Stay in touch with their therapist or primary care provider
At the end of the day, the person that is most equipped to help your loved one manage their symptoms is their therapist and/or primary care provider. The experts are experts for a reason; they studied this for the majority of their lives, and they are up-to-the-minute on the latest research, strategies, treatment plans, medications, and developments that can truly put an end to mental health illnesses. Keep in touch with their therapist or doctor and ask them everything you’re supposed to know and what the Health Insurance Portability and Accountability Act (HIPAA) will allow them to tell you.
Don’t neglect self-care
Caring for a loved one who’s sick—whether physical, mental, or emotional—can take a toll on the caretaker’s own well-being. This is why we need to learn proper boundaries. Here are some tips for how we can also care for ourselves while navigating these circumstances:
- Remember that it’s not about you; it’s about the sufferer.

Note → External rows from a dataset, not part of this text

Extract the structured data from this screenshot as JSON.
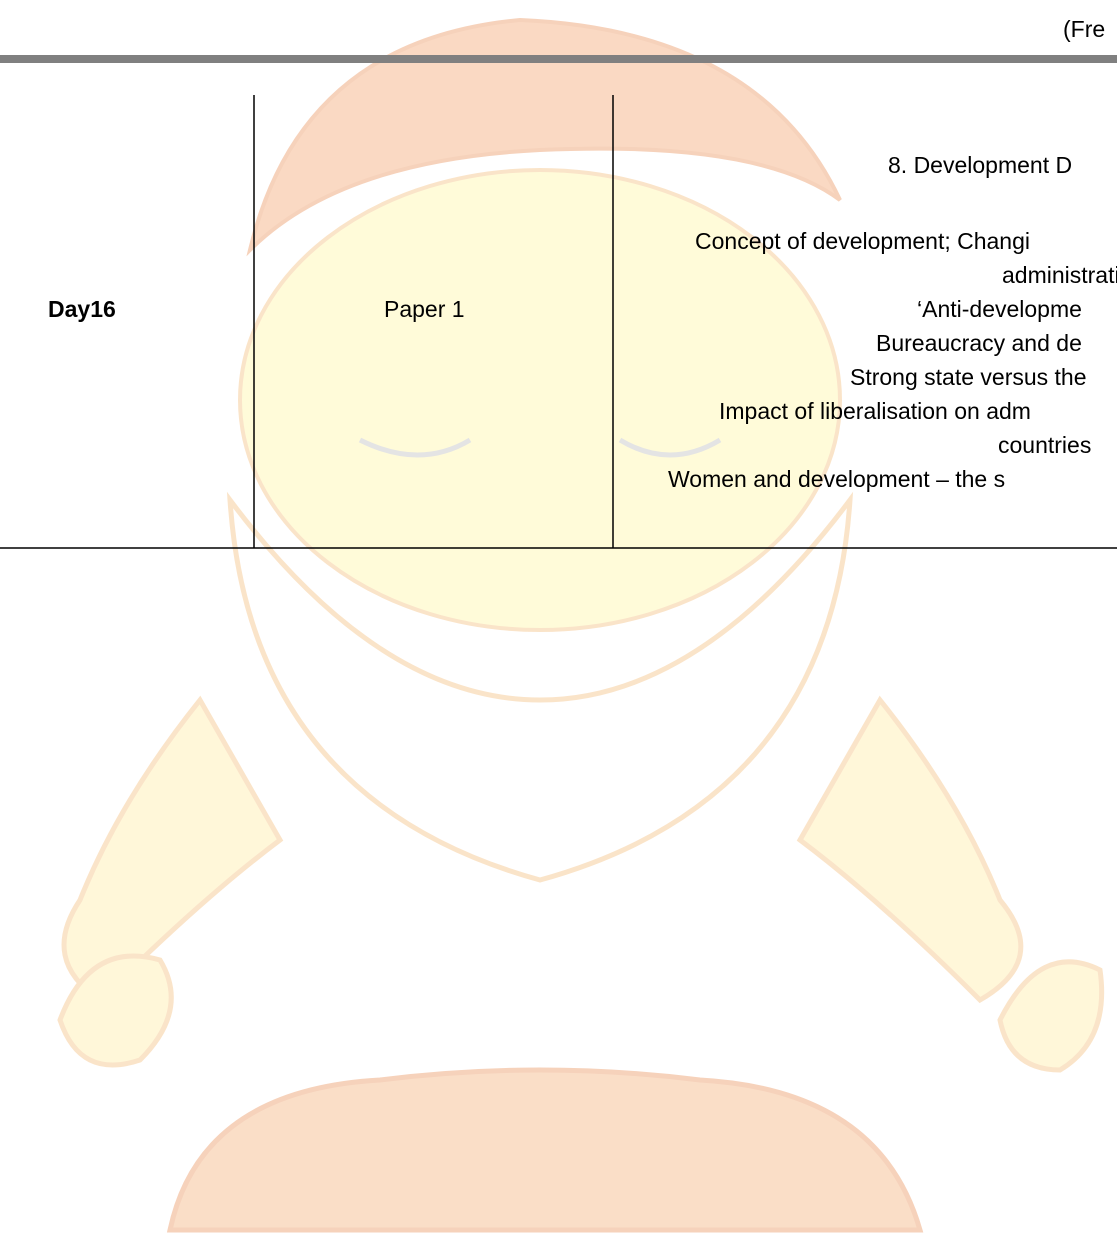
{
  "header": {
    "text": "(Fre"
  },
  "table": {
    "rows": [
      {
        "day": "Day16",
        "paper": "Paper 1",
        "topic": {
          "title": "8. Development D",
          "lines": [
            "Concept of development; Changi",
            "administrati",
            "‘Anti-developme",
            "Bureaucracy and de",
            "Strong state versus the",
            "Impact of liberalisation on adm",
            "countries",
            "Women and development – the s"
          ]
        }
      }
    ]
  }
}
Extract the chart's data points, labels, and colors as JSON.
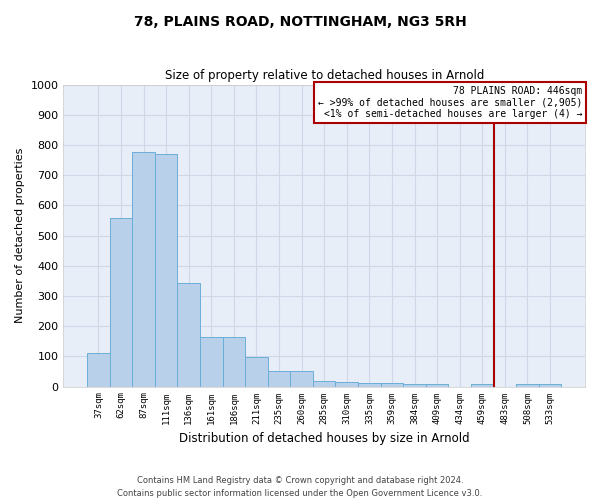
{
  "title": "78, PLAINS ROAD, NOTTINGHAM, NG3 5RH",
  "subtitle": "Size of property relative to detached houses in Arnold",
  "xlabel": "Distribution of detached houses by size in Arnold",
  "ylabel": "Number of detached properties",
  "footer_line1": "Contains HM Land Registry data © Crown copyright and database right 2024.",
  "footer_line2": "Contains public sector information licensed under the Open Government Licence v3.0.",
  "bin_labels": [
    "37sqm",
    "62sqm",
    "87sqm",
    "111sqm",
    "136sqm",
    "161sqm",
    "186sqm",
    "211sqm",
    "235sqm",
    "260sqm",
    "285sqm",
    "310sqm",
    "335sqm",
    "359sqm",
    "384sqm",
    "409sqm",
    "434sqm",
    "459sqm",
    "483sqm",
    "508sqm",
    "533sqm"
  ],
  "bar_values": [
    112,
    558,
    778,
    770,
    343,
    165,
    165,
    98,
    52,
    52,
    18,
    14,
    13,
    13,
    10,
    8,
    0,
    8,
    0,
    8,
    8
  ],
  "bar_color": "#b8d0ea",
  "bar_edge_color": "#6aaed6",
  "background_color": "#e8eef8",
  "grid_color": "#d0d8e8",
  "vline_x": 17.5,
  "vline_color": "#aa0000",
  "annotation_text_line1": "78 PLAINS ROAD: 446sqm",
  "annotation_text_line2": "← >99% of detached houses are smaller (2,905)",
  "annotation_text_line3": "<1% of semi-detached houses are larger (4) →",
  "annotation_box_color": "#aa0000",
  "ylim": [
    0,
    1000
  ],
  "yticks": [
    0,
    100,
    200,
    300,
    400,
    500,
    600,
    700,
    800,
    900,
    1000
  ]
}
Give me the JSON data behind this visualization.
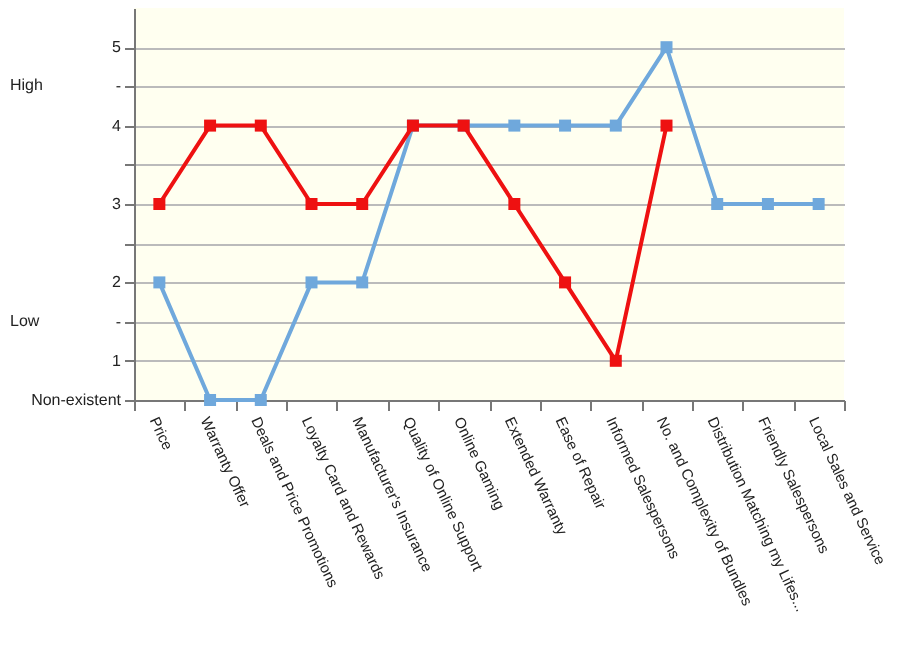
{
  "chart_data": {
    "type": "line",
    "categories": [
      "Price",
      "Warranty Offer",
      "Deals and Price Promotions",
      "Loyalty Card and Rewards",
      "Manufacturer's Insurance",
      "Quality of Online Support",
      "Online Gaming",
      "Extended Warranty",
      "Ease of Repair",
      "Informed Salespersons",
      "No. and Complexity of Bundles",
      "Distribution Matching my Lifes...",
      "Friendly Salespersons",
      "Local Sales and Service"
    ],
    "series": [
      {
        "color": "#6fa8dc",
        "values": [
          2,
          0.5,
          0.5,
          2,
          2,
          4,
          4,
          4,
          4,
          4,
          5,
          3,
          3,
          3
        ]
      },
      {
        "color": "#ee1111",
        "values": [
          3,
          4,
          4,
          3,
          3,
          4,
          4,
          3,
          2,
          1,
          4,
          null,
          null,
          null
        ]
      }
    ],
    "ylim": [
      0.5,
      5.5
    ],
    "yticks": [
      {
        "value": 0.5,
        "label": "Non-existent"
      },
      1,
      {
        "value": 1.5,
        "label": "-"
      },
      2,
      {
        "value": 2.5,
        "label": null
      },
      3,
      {
        "value": 3.5,
        "label": null
      },
      4,
      {
        "value": 4.5,
        "label": "-"
      },
      5
    ],
    "annotations": [
      "High",
      "Low"
    ],
    "grid": "y",
    "marker": "square"
  }
}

- As much as you may love your family member or friend, you are not their savior; you can only provide support and help to the best of your ability. It’s important to recognize the limits of the care you can provide. You can join support groups set up by groups like NAMI and Mental Health America.
- Seek support for yourself as well.
- Get lost in hobbies and other activities that give you joy.
Caring for a mentally ill loved one can be a lonely path to tread. Remember that because mental illnesses and disorders are more common than you think, you are not alone, and you can find support from many people who are also going through similar things. Don’t neglect yourself as you care for others too.